The Graduate Program for Neuroscience
We are the students and faculty of GPN!
GPN is a University-wide Ph.D. degree-granting program in neuroscience that unites the graduate training faculty present on our two campuses, the Charles River Campus (CRC) and the Medical Campus (BUMC).
The research of our training faculty covers virtually all areas of neuroscience and GPN serves as the community nexus point for all neuroscience training missions at Boston University.
An essential feature of our training mission is a set of core courses that are taken by all GPN students which are aimed at developing a community of thinkers, who move through their training together, building relationships that cross inter-departmental and inter-campus barriers, and foster cross disciplinary collaborations.
As members of the unified program, neuroscience faculty serve as thesis research mentors and/or knowledge facilitators, and work together to help students bridge the gap between their knowledge base of individual disciplines as well as their understanding of computational and experimental models. Every effort is expended to provide an individually tailored mentorship and educational program for each student that builds upon their unique strengths and interests, while also recognizing areas that need enrichment via faculty guidance and curriculum choice.
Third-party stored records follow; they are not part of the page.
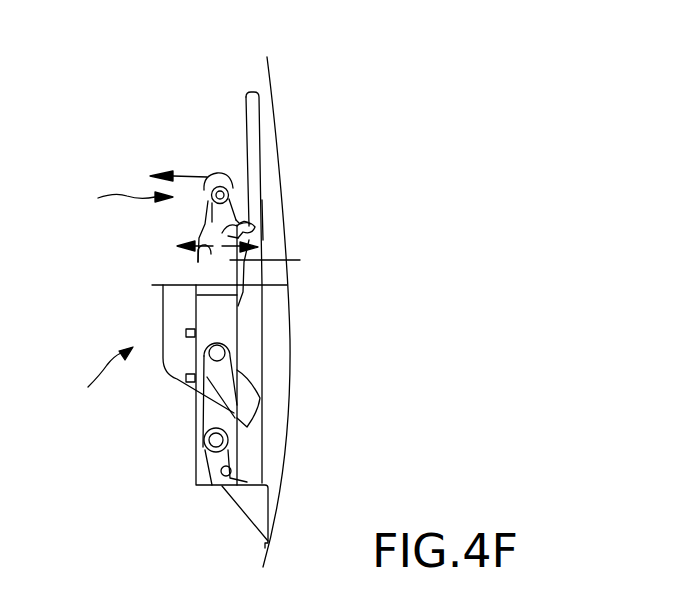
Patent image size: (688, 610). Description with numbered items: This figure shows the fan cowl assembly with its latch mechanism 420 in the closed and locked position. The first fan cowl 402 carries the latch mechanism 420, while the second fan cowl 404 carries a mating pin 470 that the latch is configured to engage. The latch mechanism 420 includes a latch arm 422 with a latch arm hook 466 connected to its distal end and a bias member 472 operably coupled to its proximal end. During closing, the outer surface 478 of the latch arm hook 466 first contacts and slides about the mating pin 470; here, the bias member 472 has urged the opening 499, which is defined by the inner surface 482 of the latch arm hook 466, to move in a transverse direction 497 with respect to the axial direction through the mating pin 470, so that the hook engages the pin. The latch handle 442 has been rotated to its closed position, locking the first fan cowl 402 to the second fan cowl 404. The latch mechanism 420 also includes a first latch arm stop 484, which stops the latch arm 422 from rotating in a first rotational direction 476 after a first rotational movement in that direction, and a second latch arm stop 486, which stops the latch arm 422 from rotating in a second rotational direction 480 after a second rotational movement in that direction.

The first fan cowl 402 is at (285, 363).
The second fan cowl 404 is at (275, 120).
The latch mechanism 420 is at (90, 379).
The latch arm 422 is at (300, 260).
The latch handle 442 is at (253, 100).
The latch arm hook 466 is at (242, 177).
The mating pin 470 is at (213, 199).
The bias member 472 is at (195, 463).
The first rotational direction 476 is at (256, 230).
The outer surface 478 is at (221, 177).
The second rotational direction 480 is at (198, 262).
The inner surface 482 is at (214, 173).
The first latch arm stop 484 is at (185, 379).
The second latch arm stop 486 is at (187, 332).
The transverse direction 497 is at (200, 176).
The opening 499 is at (116, 201).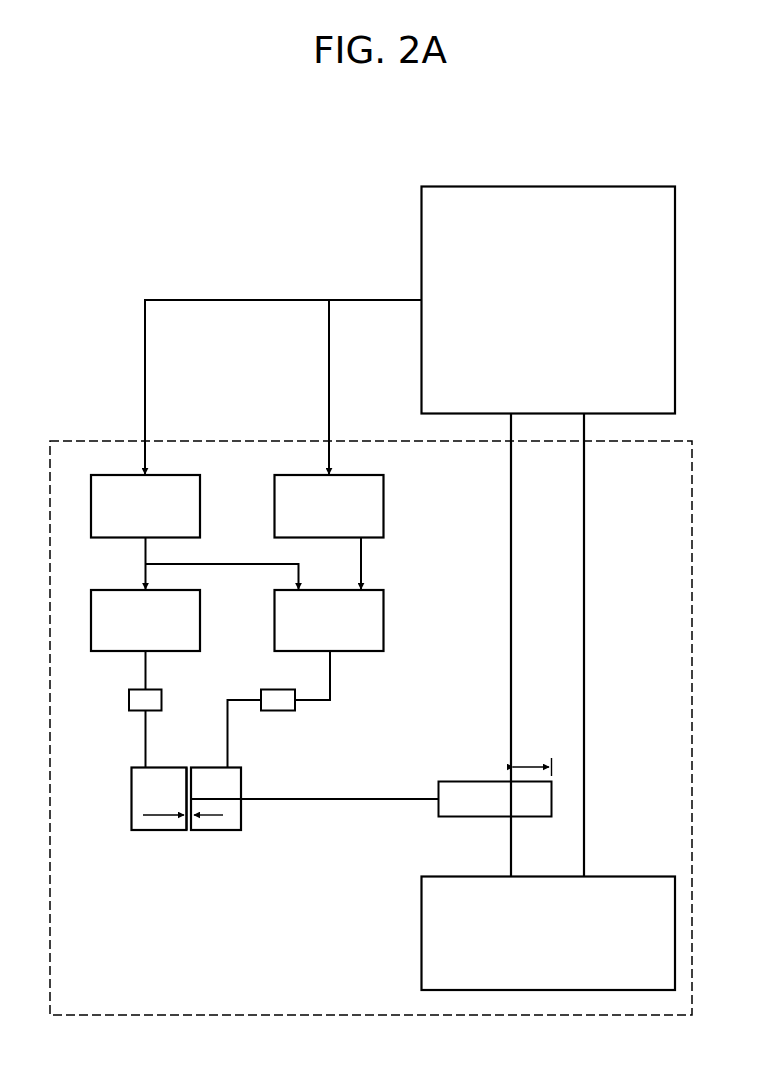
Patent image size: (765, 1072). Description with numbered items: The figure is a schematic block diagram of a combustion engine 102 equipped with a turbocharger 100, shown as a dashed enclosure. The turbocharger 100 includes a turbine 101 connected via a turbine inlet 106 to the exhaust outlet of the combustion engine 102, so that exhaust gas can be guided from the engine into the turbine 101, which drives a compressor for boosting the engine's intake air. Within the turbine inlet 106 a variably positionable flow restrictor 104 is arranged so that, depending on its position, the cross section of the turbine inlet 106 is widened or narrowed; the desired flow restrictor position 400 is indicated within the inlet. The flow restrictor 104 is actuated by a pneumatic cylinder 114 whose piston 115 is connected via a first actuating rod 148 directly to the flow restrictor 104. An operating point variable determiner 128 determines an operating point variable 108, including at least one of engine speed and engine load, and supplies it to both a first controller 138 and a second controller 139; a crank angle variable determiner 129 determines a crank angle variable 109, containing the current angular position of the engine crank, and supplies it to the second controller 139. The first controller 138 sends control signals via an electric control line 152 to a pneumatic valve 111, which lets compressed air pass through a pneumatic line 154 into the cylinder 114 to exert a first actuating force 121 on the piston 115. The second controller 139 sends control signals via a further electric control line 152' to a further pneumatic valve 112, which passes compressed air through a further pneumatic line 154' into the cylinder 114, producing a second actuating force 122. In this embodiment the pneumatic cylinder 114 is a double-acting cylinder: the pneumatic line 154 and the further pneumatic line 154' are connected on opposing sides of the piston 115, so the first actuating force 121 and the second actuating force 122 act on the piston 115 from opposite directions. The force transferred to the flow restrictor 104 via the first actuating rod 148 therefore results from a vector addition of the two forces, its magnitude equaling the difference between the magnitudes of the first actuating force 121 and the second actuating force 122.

There are four aspects of modern neuroscience that our Program seeks to address:
First, it is becoming increasingly clear that important breakthroughs in the field require ideas, approaches and techniques originating from many disciplines. The GPN curriculum provides both (i) a broad cross-disciplinary core education including molecular, cellular and systems, cognitive and behavioral, computational and clinical; and (ii) the flexibility to take neuroscience related coursework in any of the departments and programs of the University to build depth of specialization along different perspectives in a particular area of neuroscience.
Second, a critical aspect of GPN is the formation of a unified group of graduate students from across BU, including Arts and Sciences, Engineering, Health and Rehabilitation Sciences, and our Medical School. For the first year of training in GPN, these students take the “core” courses together, have the opportunity to be involved in common projects, and will participate as a community in all Boston University neuroscience activities.
Third, critical to the interdisciplinary focus of the training, is the participation of traditional science departments, which provide a large number of the elective courses and specialized training opportunities to complement the GPN curriculum.
Fourth, a strong emphasis is placed on building relationships among students and faculty across multiple disciplines to complement the traditional mentorship by the thesis advisor and to provide entry into the neuroscience research/student community of multiple BU schools with alternative scientific perspectives.
The Diverse Student Body
Because students who enter GPN come from diverse backgrounds including psychology, engineering, biology, chemistry, physics and mathematics, upon their mutual acceptance into the program they are given the opportunity to fill any gaps in their training that might interfere with their ability to do their best in the upcoming “core” curriculum of their first and second years. This could mean enrolling in a particular summer course(s), taking a summer hands-on laboratory methods section (Tools of the Trade) that is organized by GPN faculty to introduce basic techniques in molecular or behavioral research; or even, structured readings/discussions over the summer with a faculty member that are designed to stimulate a deeper understanding of a core discipline such as biology, biochemistry, or mathematics that might not have been fully emphasized in undergraduate coursework.
It is our belief that with a coherent Educational Program that embraces multiple complementary attitudes and approaches to scientific inquiry – breath as well as depth, multi-disciplinary as well as traditional discipline, basic as well as clinical science, and experimental approaches as well as theoretical (computational)–there is the greatest opportunity to create a young generation of researchers with sufficient expertise and flexibility to be able to come together and address some of the “big problems” in Neuroscience.